Over a two-week period, beginning on June 4, 1898, packages addressed to Mr. H. C. Barnet arrived on an almost daily basis at his private letter box at Nicholas Heckmann’s establishment. Virtually all of them contained marriage manuals, books of sexual advice, and guaranteed cures for impotence. Some of the latter came in liquid form, like Dr. Rudolphe’s Specific Remedy for Impotence, sold by a physician named Fowler of Moodus, Connecticut. Others consisted of tablets or capsules, like a product called Calthos, touted in full-page newspaper ads as “the greatest sensation in the medical world today.”
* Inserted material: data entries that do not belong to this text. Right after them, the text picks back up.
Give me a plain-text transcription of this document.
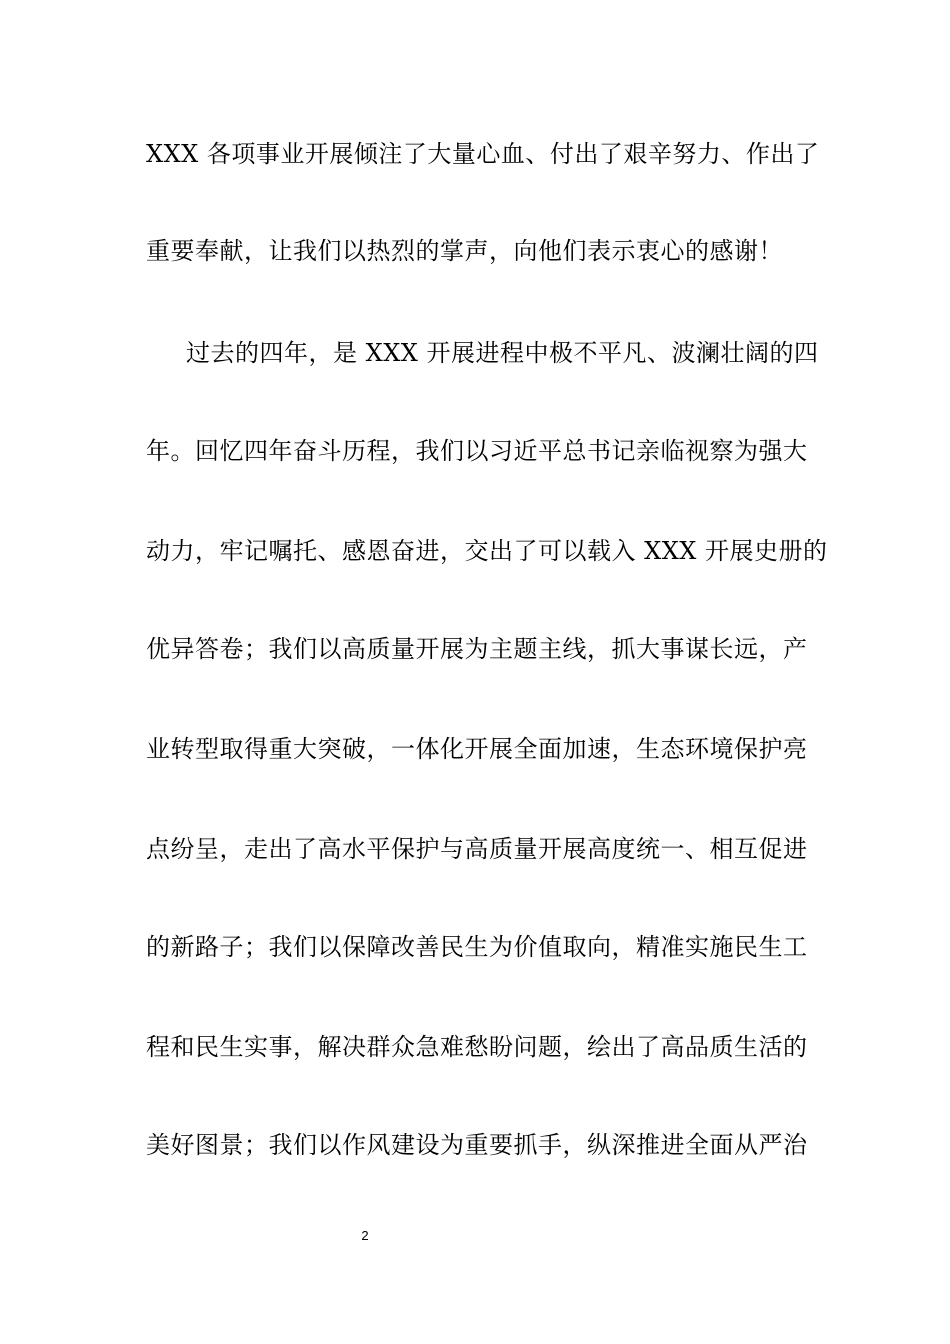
XXX 各项事业开展倾注了大量心血、付出了艰辛努力、作出了
重要奉献，让我们以热烈的掌声，向他们表示衷心的感谢！
过去的四年，是 XXX 开展进程中极不平凡、波澜壮阔的四
年。回忆四年奋斗历程，我们以习近平总书记亲临视察为强大
动力，牢记嘱托、感恩奋进，交出了可以载入 XXX 开展史册的
优异答卷；我们以高质量开展为主题主线，抓大事谋长远，产
业转型取得重大突破，一体化开展全面加速，生态环境保护亮
点纷呈，走出了高水平保护与高质量开展高度统一、相互促进
的新路子；我们以保障改善民生为价值取向，精准实施民生工
程和民生实事，解决群众急难愁盼问题，绘出了高品质生活的
美好图景；我们以作风建设为重要抓手，纵深推进全面从严治
2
The purported invention of the “famous French specialist, Prof. Jules Laborde,” Calthos had (so its maker claimed) restored the “vital forces” of countless satisfied customers, including several thousand male insane-asylum inmates, who had been reduced to their pitiable condition by youthful self-abuse. Anyone who suffered from “Lost Manhood or weakness of any nature in the Sexual Organs” could receive a free five-day trial treatment by sending a request to the manufacturer, the Von Mohl Company of Cincinnati, Ohio.
3

         

On June 1, 1898—at precisely the same time that the man calling himself H. C. Barnet was sending out his requests for various remedies—an envelope of a distinctive blue color arrived at the Manhattan office of Dr. James Burns. In addition to his private practice, Dr. Burns sold a mail-order nostrum called the “Marvelous Giant Indian Salve.” Supposedly concocted from a secret Native American recipe—“buffalo tallow combined with healing herbs and barks”—Dr. Burns’s ointment was, according to its ads, a “guaranteed, permanent” cure for male “atrophy.” For twenty-five cents in cash, money order, or stamps, a sample box would be “mailed in a plain wrapper.”
4

The blue envelope was opened by Dr. Burns’s bookkeeper, Agnes Evans, who was struck by the elegance of the enclosed sheet of stationery. It was the same robin’s-egg hue as the envelope and embossed with a crest of three interlaced silver crescents. “Please find enclosed 25 cents, for which send remedy, and oblige,” read the handwritten note.

The sender gave his return address as 6 Jersey Street, Newark, New Jersey—the location of the Morris Herrmann and Company paint factory. The letter was signed “Roland Molineux.”